Dans ma tête, militer, c’était descendre dans la rue avec une pancarte et un mégaphone.
Et je n’ai pas créé La Cohorte pour porter des revendications, ni pour défendre une idéologie.
Pourtant, avec le temps, j’ai pris conscience d’une chose : soutenir les entrepreneurs indépendants, leur donner de la place, de l’attention, du recul — ce n’est pas neutre.
Derrière ce que je fais, derrière La Cohorte, il y a un engagement.
Pas un engagement de slogans et de manifs.
Mais un engagement bien réel.
Voici ce qui me pousse, aujourd’hui, à me tenir aux côtés des indépendants.
– Parce que nous sommes des entrepreneurs
Nous créons, nous développons, nous portons des projets économiques.
Le freelancing n’est ni un hobby ni du sous-entrepreneuriat : c’est une forme d’entrepreneuriat à part entière.

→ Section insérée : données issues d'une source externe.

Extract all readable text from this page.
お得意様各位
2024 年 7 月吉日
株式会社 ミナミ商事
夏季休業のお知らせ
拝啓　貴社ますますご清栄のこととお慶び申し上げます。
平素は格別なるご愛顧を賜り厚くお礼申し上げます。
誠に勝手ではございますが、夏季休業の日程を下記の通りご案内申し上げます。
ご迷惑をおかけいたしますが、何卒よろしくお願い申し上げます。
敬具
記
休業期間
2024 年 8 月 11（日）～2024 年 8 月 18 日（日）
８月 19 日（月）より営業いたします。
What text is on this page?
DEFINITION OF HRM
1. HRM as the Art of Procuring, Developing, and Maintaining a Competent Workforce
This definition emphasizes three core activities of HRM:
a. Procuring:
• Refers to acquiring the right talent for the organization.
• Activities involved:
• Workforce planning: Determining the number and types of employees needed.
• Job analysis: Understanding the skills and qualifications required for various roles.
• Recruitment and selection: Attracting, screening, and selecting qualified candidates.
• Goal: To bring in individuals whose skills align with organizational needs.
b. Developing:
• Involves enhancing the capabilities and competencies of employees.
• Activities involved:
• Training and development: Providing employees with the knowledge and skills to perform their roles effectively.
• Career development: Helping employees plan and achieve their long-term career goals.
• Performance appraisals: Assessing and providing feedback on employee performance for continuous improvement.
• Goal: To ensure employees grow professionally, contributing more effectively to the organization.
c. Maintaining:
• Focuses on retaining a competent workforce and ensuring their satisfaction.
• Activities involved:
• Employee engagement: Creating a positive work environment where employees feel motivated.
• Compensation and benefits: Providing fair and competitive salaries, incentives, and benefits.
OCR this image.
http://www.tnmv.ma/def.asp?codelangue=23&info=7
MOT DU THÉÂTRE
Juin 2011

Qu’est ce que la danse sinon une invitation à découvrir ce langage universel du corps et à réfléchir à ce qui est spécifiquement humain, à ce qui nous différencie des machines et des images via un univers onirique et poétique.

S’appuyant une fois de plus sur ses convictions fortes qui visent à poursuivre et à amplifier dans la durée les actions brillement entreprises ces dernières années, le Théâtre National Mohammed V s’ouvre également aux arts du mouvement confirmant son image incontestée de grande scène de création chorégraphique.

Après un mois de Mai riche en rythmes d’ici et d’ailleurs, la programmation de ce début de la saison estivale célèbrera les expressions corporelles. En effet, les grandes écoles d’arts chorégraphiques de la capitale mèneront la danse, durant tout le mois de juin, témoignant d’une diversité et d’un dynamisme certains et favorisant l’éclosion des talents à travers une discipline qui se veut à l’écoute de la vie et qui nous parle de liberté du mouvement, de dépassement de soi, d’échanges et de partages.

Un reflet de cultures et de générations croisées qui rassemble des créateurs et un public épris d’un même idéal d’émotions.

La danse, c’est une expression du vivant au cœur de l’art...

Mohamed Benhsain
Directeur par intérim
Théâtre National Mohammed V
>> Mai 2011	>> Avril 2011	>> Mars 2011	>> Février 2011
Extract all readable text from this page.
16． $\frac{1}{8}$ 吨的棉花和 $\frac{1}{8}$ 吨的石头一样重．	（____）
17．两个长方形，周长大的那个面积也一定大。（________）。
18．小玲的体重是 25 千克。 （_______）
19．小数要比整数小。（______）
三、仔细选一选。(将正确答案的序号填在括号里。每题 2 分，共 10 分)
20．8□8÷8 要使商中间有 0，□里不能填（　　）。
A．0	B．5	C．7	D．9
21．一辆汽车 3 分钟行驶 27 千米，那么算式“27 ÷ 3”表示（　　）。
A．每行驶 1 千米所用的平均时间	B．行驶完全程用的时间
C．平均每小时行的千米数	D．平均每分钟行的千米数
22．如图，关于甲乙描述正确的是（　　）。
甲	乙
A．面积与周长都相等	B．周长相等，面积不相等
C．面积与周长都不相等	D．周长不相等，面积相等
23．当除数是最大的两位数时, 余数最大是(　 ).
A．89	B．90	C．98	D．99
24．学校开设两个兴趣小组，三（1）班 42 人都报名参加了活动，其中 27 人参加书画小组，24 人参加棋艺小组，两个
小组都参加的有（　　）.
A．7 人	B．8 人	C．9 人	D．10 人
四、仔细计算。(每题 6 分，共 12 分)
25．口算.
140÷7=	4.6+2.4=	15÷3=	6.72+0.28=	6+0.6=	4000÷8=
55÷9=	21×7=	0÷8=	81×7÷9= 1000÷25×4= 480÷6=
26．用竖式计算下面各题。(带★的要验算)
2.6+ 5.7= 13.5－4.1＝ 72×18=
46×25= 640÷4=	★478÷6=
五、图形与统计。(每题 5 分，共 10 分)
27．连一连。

– Parce que nous contribuons à faire avancer la société.
Par notre travail, nous faisons circuler des idées, des compétences, des solutions.
– Parce que nous prenons des risques
Comme n’importe quel entrepreneur, nous investissons du temps, de l’énergie, parfois de l’argent — sans toujours bénéficier des mêmes filets de sécurité.
– Parce que nous restons peu visibles et mal représentés.
Dans les politiques publiques comme dans les médias, l’entrepreneuriat indépendant est encore trop souvent relégué au second plan.
– Parce que, malgré notre rôle économique et social, nous sommes peu soutenus
Les dispositifs, les récits dominants et les cadres existants sont rarement pensés pour celles et ceux qui entreprennent seuls.